Tip of the Week
In this morning Tip of the Week, I write about the importance of serve variety.
Looping against the block
Almost nobody loops a block into the net; when they miss, it's almost always off the end. Part of this is because they are attacking the ball, and so driving it deep on the table, and simply drive it too deep on the table. Part of it is because they drop their back shoulder, lifting the ball as if it were a backspin. (I wrote a short article about the proper use of the back shoulder for smashing and looping.)
Since most players learn to loop first against backspin, when they start looping against a block (or an incoming topspin), they tend to drop that back shoulder too much. While dropping a little is okay if you are away from the table - key word is "little" - most do it way too much. Instead, you want to keep the back shoulder mostly up, and loop almost the top of the ball. It helps to hook the ball a little as well, dropping the tip down so it contacts the ball on the far side.

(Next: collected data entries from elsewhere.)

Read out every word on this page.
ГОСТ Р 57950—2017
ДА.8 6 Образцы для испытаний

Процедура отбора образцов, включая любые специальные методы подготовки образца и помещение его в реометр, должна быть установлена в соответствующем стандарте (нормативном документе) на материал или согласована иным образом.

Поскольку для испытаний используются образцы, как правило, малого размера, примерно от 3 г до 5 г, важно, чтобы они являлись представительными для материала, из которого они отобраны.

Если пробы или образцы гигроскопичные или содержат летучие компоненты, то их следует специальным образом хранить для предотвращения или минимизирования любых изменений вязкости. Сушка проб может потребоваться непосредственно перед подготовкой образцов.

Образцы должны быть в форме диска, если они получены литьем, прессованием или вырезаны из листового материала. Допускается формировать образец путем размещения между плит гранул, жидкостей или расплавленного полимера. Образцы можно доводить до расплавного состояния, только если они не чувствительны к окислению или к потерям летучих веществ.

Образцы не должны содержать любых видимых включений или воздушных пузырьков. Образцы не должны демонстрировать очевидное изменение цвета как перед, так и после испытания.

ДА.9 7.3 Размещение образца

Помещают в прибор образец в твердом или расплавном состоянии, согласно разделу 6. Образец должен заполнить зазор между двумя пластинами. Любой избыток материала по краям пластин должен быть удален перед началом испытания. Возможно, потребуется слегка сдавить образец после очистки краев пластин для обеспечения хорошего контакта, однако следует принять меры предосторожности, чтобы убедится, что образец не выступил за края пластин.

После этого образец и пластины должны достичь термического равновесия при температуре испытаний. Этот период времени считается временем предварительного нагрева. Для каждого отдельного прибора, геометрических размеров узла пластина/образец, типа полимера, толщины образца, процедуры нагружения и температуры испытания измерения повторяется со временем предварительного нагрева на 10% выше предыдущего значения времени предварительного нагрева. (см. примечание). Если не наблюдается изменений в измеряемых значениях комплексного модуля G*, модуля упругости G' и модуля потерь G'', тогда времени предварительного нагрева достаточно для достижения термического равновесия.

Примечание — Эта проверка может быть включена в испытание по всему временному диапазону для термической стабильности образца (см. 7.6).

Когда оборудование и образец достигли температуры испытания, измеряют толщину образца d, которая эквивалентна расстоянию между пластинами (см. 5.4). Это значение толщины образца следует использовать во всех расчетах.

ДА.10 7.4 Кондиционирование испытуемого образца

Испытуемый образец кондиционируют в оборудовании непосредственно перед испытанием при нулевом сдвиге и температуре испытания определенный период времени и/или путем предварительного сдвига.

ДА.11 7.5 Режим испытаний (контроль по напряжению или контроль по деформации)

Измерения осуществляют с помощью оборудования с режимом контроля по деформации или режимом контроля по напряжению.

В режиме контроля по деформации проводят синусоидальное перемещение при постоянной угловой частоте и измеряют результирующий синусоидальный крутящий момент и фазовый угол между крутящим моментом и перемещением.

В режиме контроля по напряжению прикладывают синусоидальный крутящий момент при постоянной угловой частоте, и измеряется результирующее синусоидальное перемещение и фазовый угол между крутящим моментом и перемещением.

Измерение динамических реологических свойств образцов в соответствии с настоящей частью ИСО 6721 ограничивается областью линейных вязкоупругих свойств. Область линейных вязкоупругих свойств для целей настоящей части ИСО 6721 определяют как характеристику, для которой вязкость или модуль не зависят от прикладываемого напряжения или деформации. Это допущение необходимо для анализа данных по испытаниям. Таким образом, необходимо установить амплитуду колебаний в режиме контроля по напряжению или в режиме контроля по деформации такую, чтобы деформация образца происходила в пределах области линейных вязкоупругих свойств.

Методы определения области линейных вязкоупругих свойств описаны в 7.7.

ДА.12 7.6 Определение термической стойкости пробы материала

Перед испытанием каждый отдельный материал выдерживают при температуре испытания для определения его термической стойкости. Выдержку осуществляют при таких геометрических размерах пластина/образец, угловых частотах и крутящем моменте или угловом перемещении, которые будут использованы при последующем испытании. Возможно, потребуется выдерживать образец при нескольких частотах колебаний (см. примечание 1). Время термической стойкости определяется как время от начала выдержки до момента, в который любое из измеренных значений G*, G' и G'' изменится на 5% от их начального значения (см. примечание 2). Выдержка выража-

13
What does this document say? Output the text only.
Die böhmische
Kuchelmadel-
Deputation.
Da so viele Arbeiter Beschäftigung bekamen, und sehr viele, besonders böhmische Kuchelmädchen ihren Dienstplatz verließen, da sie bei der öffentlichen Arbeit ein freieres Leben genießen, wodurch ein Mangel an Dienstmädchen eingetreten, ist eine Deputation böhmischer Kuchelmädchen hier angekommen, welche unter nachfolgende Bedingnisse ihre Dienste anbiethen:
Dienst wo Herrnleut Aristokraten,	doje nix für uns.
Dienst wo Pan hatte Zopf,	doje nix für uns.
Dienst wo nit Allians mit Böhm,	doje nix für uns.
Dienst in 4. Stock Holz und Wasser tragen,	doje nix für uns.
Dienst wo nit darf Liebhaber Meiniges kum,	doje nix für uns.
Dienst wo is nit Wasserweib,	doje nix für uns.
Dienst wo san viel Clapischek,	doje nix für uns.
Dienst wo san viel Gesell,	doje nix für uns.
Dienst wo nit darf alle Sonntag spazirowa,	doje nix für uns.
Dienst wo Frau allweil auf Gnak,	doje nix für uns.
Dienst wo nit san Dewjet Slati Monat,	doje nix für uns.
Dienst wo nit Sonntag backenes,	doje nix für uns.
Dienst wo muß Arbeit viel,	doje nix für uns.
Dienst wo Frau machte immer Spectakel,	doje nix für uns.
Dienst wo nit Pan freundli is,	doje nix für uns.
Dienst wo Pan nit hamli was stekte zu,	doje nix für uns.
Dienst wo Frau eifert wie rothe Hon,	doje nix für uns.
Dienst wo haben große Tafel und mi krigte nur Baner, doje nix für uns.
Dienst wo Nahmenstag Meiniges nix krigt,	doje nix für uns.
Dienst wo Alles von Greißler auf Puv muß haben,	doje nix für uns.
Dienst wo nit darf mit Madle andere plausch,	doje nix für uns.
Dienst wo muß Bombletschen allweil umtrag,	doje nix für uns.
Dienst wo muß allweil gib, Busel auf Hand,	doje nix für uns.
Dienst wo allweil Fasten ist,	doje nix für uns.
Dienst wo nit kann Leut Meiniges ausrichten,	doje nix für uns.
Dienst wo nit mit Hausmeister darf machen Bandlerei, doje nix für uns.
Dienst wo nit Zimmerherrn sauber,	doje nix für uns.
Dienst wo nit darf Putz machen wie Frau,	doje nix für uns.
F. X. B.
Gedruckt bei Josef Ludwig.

And yet players often have trouble doing this, especially right after looping a backspin. And since a disproportionate number of rallies start with a player looping against a backspin, invariably players find themselves looping a backspin and then a block consecutively.
The standard way to practice for this is with multiball. For example, the coach would feed a backspin ball to the middle backhand, and player forehand loops; then the coach feeds a topspin ball to the wide forehand, and again the player loops. And this is great if the player can afford a coach to do this endlessly until they have it down, and then still more to keep it tuned up.